I have updated my code from gpt-3.5-turbo-0613 to gpt-3.5-turbo-1106, but the code seems to hang for no reason. When I first tested it, it ran without issue and actually worked out faster that the older model.
But if I come the next day, the code hangs for minutes . . . . I am afraid this is causing us to loose clients, it looks like our app is not working — and I do not want to revert back to the old model.
This is a new problem with the new model, perhaps it hangs looking for a cache — not sure because when I manage to get one request through, everything works well after that with no ‘hanging’, the calls are even faster . . . . but that initial hanging is a problem, I would rather have a slower model that works 95% of the time than a faster model that works 50% of the time.
Hi and welcome to the Developer Forum!
Are you using any kind of VPN or Proxy?
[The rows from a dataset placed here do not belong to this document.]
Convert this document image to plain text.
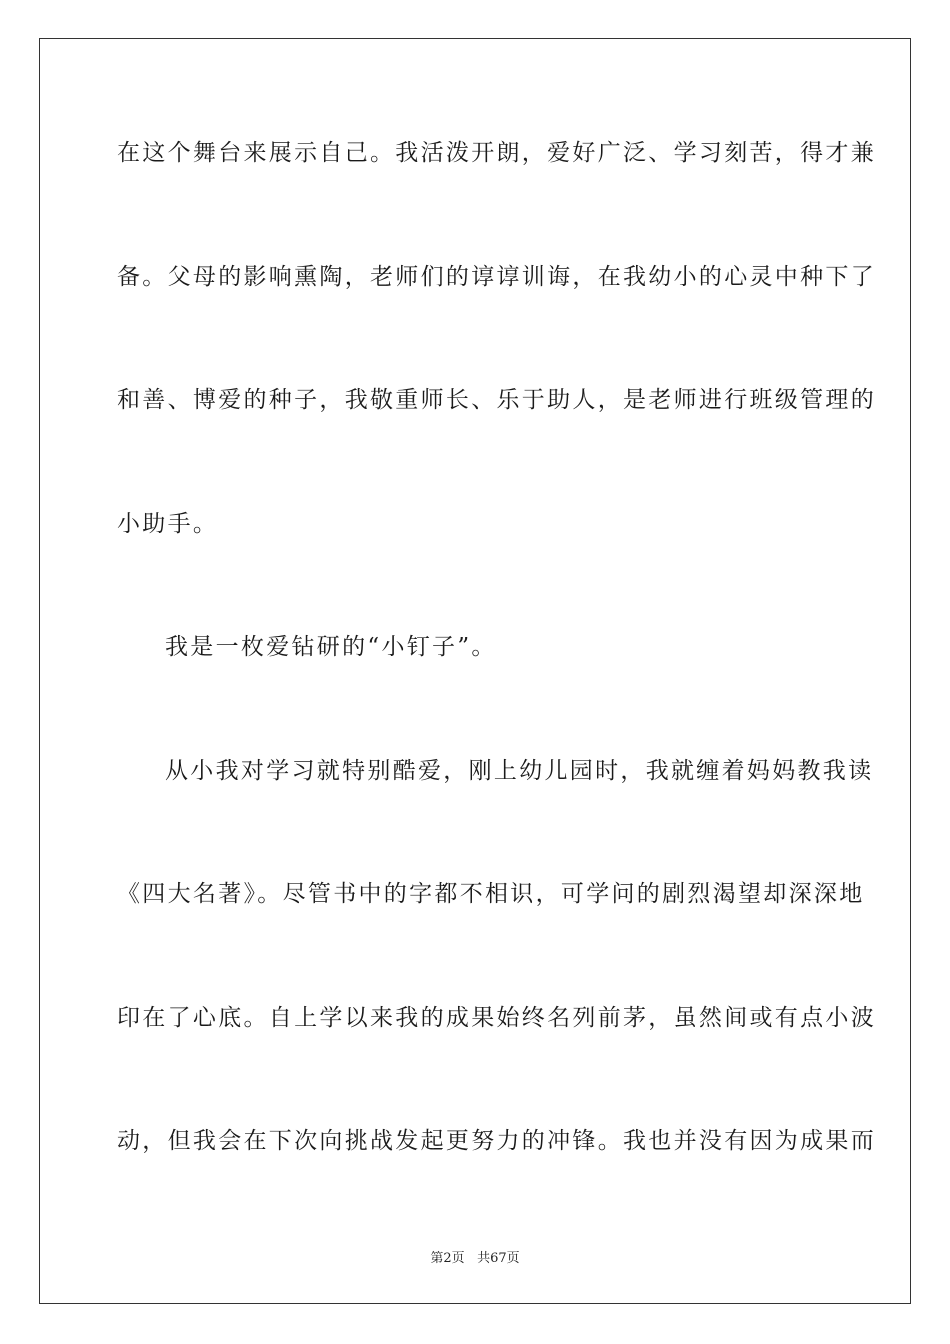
在这个舞台来展示自己。我活泼开朗，爱好广泛、学习刻苦，得才兼
备。父母的影响熏陶，老师们的谆谆训诲，在我幼小的心灵中种下了
和善、博爱的种子，我敬重师长、乐于助人，是老师进行班级管理的
小助手。
我是一枚爱钻研的“小钉子”。
从小我对学习就特别酷爱，刚上幼儿园时，我就缠着妈妈教我读
《四大名著》。尽管书中的字都不相识，可学问的剧烈渴望却深深地
印在了心底。自上学以来我的成果始终名列前茅，虽然间或有点小波
动，但我会在下次向挑战发起更努力的冲锋。我也并没有因为成果而
第2页 共67页
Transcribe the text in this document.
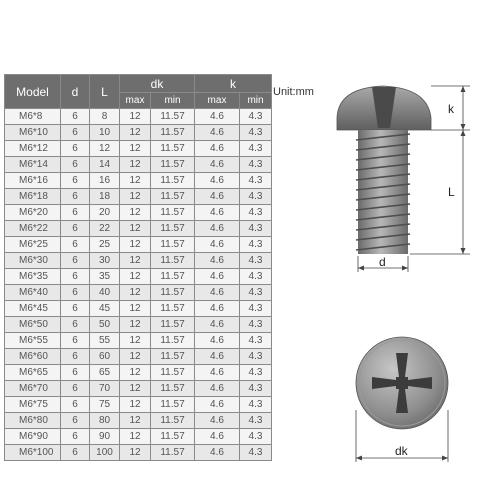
Model	d	L	dk		k		Unit:mm
			max	min	max	min	
M6*8	6	8	12	11.57	4.6	4.3	
M6*10	6	10	12	11.57	4.6	4.3	
M6*12	6	12	12	11.57	4.6	4.3	
M6*14	6	14	12	11.57	4.6	4.3	
M6*16	6	16	12	11.57	4.6	4.3	
M6*18	6	18	12	11.57	4.6	4.3	
M6*20	6	20	12	11.57	4.6	4.3	
M6*22	6	22	12	11.57	4.6	4.3	
M6*25	6	25	12	11.57	4.6	4.3	
M6*30	6	30	12	11.57	4.6	4.3	
M6*35	6	35	12	11.57	4.6	4.3	
M6*40	6	40	12	11.57	4.6	4.3	
M6*45	6	45	12	11.57	4.6	4.3	
M6*50	6	50	12	11.57	4.6	4.3	
M6*55	6	55	12	11.57	4.6	4.3	
M6*60	6	60	12	11.57	4.6	4.3	
M6*65	6	65	12	11.57	4.6	4.3	
M6*70	6	70	12	11.57	4.6	4.3	
M6*75	6	75	12	11.57	4.6	4.3	
M6*80	6	80	12	11.57	4.6	4.3	
M6*90	6	90	12	11.57	4.6	4.3	
M6*100	6	100	12	11.57	4.6	4.3	
k
L
d
dk
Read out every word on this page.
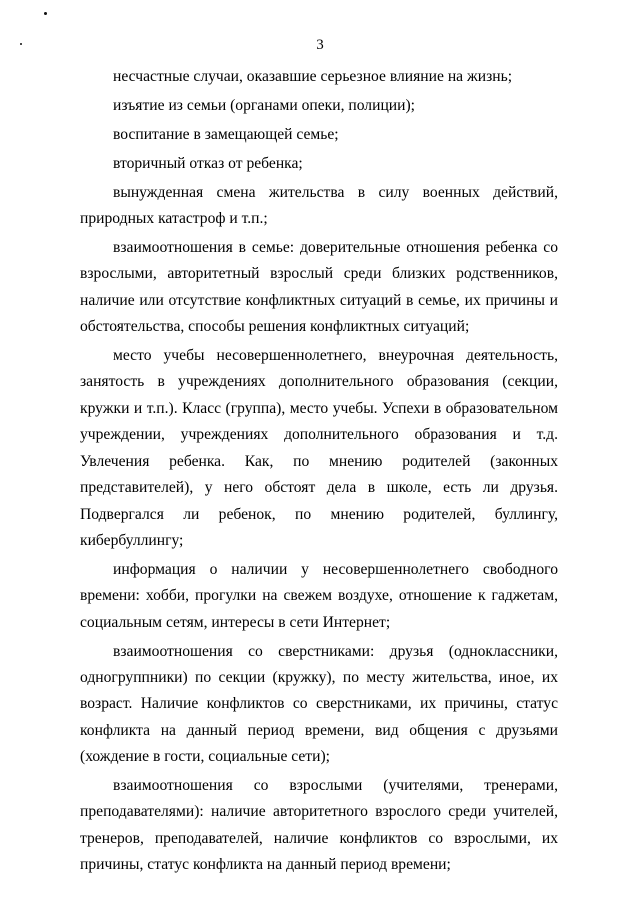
3

несчастные случаи, оказавшие серьезное влияние на жизнь;

изъятие из семьи (органами опеки, полиции);

воспитание в замещающей семье;

вторичный отказ от ребенка;

вынужденная смена жительства в силу военных действий, природных катастроф и т.п.;

взаимоотношения в семье: доверительные отношения ребенка со взрослыми, авторитетный взрослый среди близких родственников, наличие или отсутствие конфликтных ситуаций в семье, их причины и обстоятельства, способы решения конфликтных ситуаций;

место учебы несовершеннолетнего, внеурочная деятельность, занятость в учреждениях дополнительного образования (секции, кружки и т.п.). Класс (группа), место учебы. Успехи в образовательном учреждении, учреждениях дополнительного образования и т.д. Увлечения ребенка. Как, по мнению родителей (законных представителей), у него обстоят дела в школе, есть ли друзья. Подвергался ли ребенок, по мнению родителей, буллингу, кибербуллингу;

информация о наличии у несовершеннолетнего свободного времени: хобби, прогулки на свежем воздухе, отношение к гаджетам, социальным сетям, интересы в сети Интернет;

взаимоотношения со сверстниками: друзья (одноклассники, одногруппники) по секции (кружку), по месту жительства, иное, их возраст. Наличие конфликтов со сверстниками, их причины, статус конфликта на данный период времени, вид общения с друзьями (хождение в гости, социальные сети);

взаимоотношения со взрослыми (учителями, тренерами, преподавателями): наличие авторитетного взрослого среди учителей, тренеров, преподавателей, наличие конфликтов со взрослыми, их причины, статус конфликта на данный период времени;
What server kind of hosting infrastructure are you using? Is it on Azure, AWS, Google, Commercial VPS, home internet? Can you post a code snippet of the API calling code along with any setup it relies on, please?
I’m having the same issue. I’m doing a simple for loop that calls gpt-3.5 for a simple translation task (with a very short text). Tried with different versions of gpt-3.5 and got the same problem with all versions. It just hangs at some iterations. And I’m using a quite longe sleep time of 2s…
For the users who end up here with the same problem. I was able to solve the issue with a timeout. This is my call:
@retry(wait=wait_random_exponential(min=1, max=60), stop=stop_after_attempt(10))
def completion_with_backoff(messages,model = "gpt-4-1106-preview"):
completion = client.chat.completions.create(
temperature = 0.7,
(openai version 1.1.1)
This is not a very good solution because it means that a request is being made, for some reason it hangs, the timeout is called, and only with the second request I have a response. Not sure if I’m being charged by the first request…
Also note that I define a short timeout of 5 seconds because I’m working with very short tasks that should give short completion.
This is a good solution, but I think I saw somewhere in the documentation where you can specify the timeout and max-retries in the Client() - when you initiate it.
client = OpenAI(--specify retry and timeout behaviour here----)
I just cant remember where I saw it now.
A client side retry for appearently server-side problem is just a walkaround, should not be considered a long time solution.
We’re also seeing very high rate of time outs, and because we’re quite time sensitive, we aren’t able to upgrade to the new model.
I’m also having the same issue here…
The server infrastructure is under heavy load with the all of the new users joining, hence the pause placed on new Plus memberships, this should get better over the coming days. Most of the lack of responses and hangs at the moment are related to this.
I switched from gpt-3.5-turbo-1106 to gpt-4-1106-preview and that helped quite a bit with the hanging, but at 10X the price, I hope they resolve this issue soon so I can switch back to the cheaper model.
This is my temporary solution as well. Most of gpt3.5-turbl 1106 timeout errors happen in the afternoon (12PM to 4PM), so I have switched to gpt4 turbo during that time.
Anyway, except during the afternoon, gpt3.5 turbo’s response time is faster compared to that of gpt3.5 turbo 0613
Hopefully this gets resolved before they shutdown gpt-3.5-turbo-0613.
We cannot use gpt4 turbo as it’s still too slow for our use-case (compared to gpt3.5).
@bertha.kgokong please remove the “solved” tag, because the provided solution is really not a solution.
I know I have suggested many solutions, but if anyone lands here again. I have found work around with a timeout function, if the GPT3.5 call hangs for over 20sec, I call GPT4. So far I have been able to catch the hanged calls and at least respond within 20sec - then mix between the cheaper and faster GPT3.5 turbo and more expensive GPT4. This way I can even count how many times a day the function hangs.
Here is my workaround . . .
from func_timeout import func_timeout, FunctionTimedOut
def run_with_timeout(messages, chat_functions):
return func_timeout(20, returnFunctionChatGPTCall, args=(messages, chat_functions))
return returnFunctionChatGPT4Call(messages, chat_functions)
This first function calls GPT3.5 Turbo model, if it times out, I then call the second function - returnFunctionChatGPT4Call. Of course it could be the same function and you just pass in a different model – you can build this how you like.
GPT4 does not hang, but I cannot call it all the time due to its 10X price difference - so our default is 3.5, except when it hangs.
Why not send to the normal gpt-3.5-turbo then or 16k if needed?
If the API is failing 1 in 10 times (as has been typical for
gpt-3.5-turbo-1106 if not even worse) you can dispatch the answer to two parallel calls of the model at the same time and still have even lower expense, especially if streaming and closing the connection on the one that is not first to respond.